I don't get the point of long text conversations, either. I have friends who have sent more texts in a day than I have my entire life. I'm probably up to triple digits now, but 200 is doubtful. To me, a text is best used when:

  • What you're writing is short
  • You don't need a reply immediately (if so, call), but would like one in the not-too-distant future (if time doesn't matter at all, just e-mail, or mention during a later call).
  • It would be inconvenient to call, such as because the other person may be working/sleeping.

Another valid use case is forwarding phone numbers.

For actually catching up with someone, I prefer phone (or perhaps video chat nowadays). Similarly, for making plans, calling someone tends to be much more efficient than texting (or e-mail). E-mail works well for short, casual communication, or when something might be needed for future reference ("here's my address").

Instant messaging might be the most directly comparable to texting. It's handy, like texting, for when one party can't really talk, or it would be inconvenient. I prefer it over texting since it's much quicker to type on a keyboard than most phones (including my phone). But I've certainly had IM conversations turn in to phone conversations. The other advantage of IMs is the online status. I might see that a friend is online and say "Hey, are you up for such-and-such on Saturday?". I already know that they're probably available, so it's less intrusive than sending a text which might arrive when they're driving or eating with someone else.
 
I wasn't aware people still used phones that didn't have caller id. It's not the 90's.
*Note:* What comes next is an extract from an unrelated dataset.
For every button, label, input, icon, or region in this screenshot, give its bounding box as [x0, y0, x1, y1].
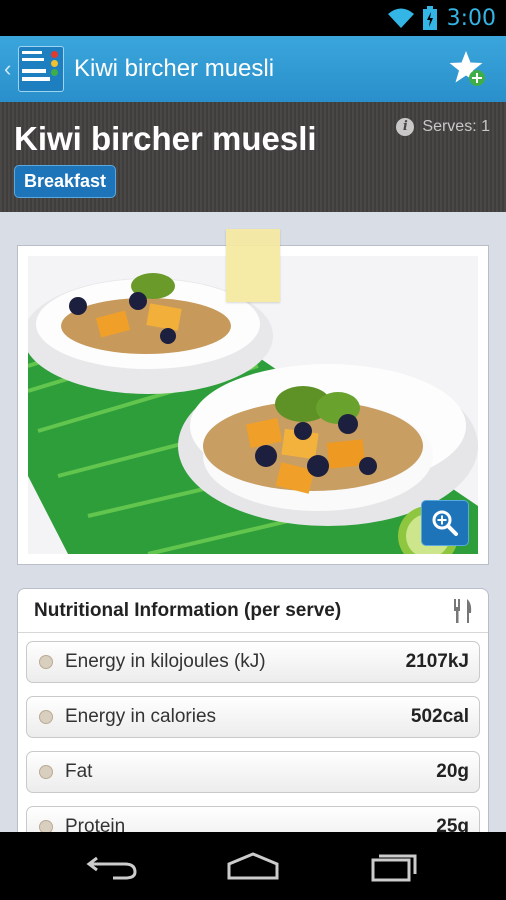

Hiya! =D It's 2014 and my landline is a steal on price compared to most people's communications devices. Actually, it's not really any cheaper than it ever was, but people pay a lot more for phones/texting than they used to. They can do it almost everywhere(inside my house is actually a dead-zone), so perhaps the increase in service level justifies this. Back to the original point though, I don't get calls from a lot of random people. My family and friends call, people for whom I am generally happy to pick up when I'm home.
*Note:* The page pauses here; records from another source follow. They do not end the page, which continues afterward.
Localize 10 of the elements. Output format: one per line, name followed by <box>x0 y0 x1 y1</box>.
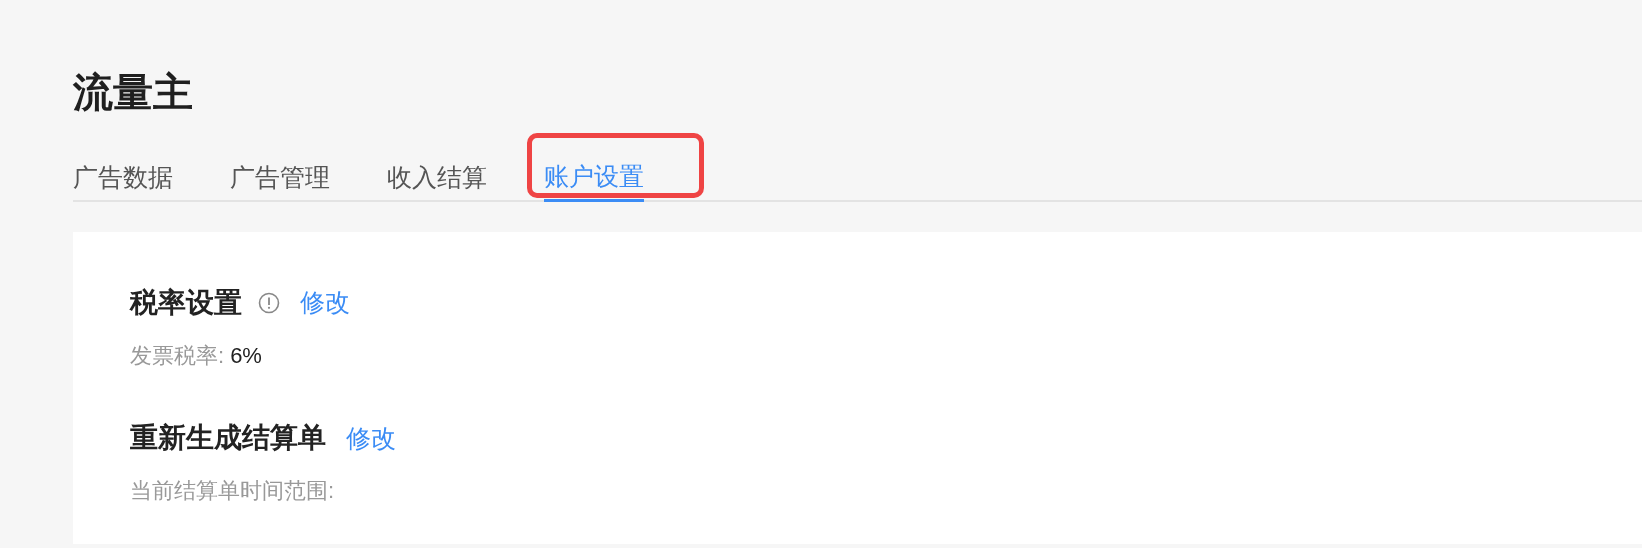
tab[interactable]: 广告数据 <box>73 152 173 202</box>
page-title: 流量主 <box>73 69 194 116</box>
field-value: 6% <box>230 341 262 370</box>
section-title: 重新生成结算单 <box>130 421 326 456</box>
tab[interactable]: 收入结算 <box>387 152 487 202</box>
info-icon[interactable] <box>258 291 280 314</box>
tab[interactable]: 广告管理 <box>230 152 330 202</box>
field-label: 发票税率: <box>130 341 225 370</box>
field-label: 当前结算单时间范围: <box>130 477 335 505</box>
section-title: 税率设置 <box>130 285 242 320</box>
I think of it this way: calling somebody is a very large demand on their time and their mental bandwidth. You're expecting them to drop everything and devote all their attention to you. This is very rarely justified if you're just exchanging simple information or making plans or the like.

It's pretty much only justified if you've got very urgent (I've been waiting outside for ten minutes, where are you?) or complex things to discuss (what are our plans for your mum's birthday?). Most of what you have to say, even to your friends and family, doesn't need to be immediately imposed on them in real time and can comfortably be relegated to low mental bandwidth, low time pressure media such as SMS.

You use the same logic for which I apply to the fact that the only cell phone I carry is a pre-paid for urgently needed communication. If I'm out and about, I'm out and about. I certainly don't want to be pestered while I'm driving or with friends for the evening. Taking your attention off the road is stupid, and nights out with friends have seemed to get more precious with the years. I'm not going to get people I like in one place from their scattered residences and then spend the time staring at or yawping on my phone. Ew.

For everything else, you can instant message my desktop or email my and I'll get to it when I get to it. Otherwise, you can call me in the evening when it doesn't otherwise interfere with what I've got going on. At which point devoting some bandwidth to an exchange with my family or friends is a goodness rather than an inconvenience. If it happens to be inconvenient, I can simply not pick up the phone and you can leave a message. The machine plays it out loud, I can determine how critical it is and if it needs a response.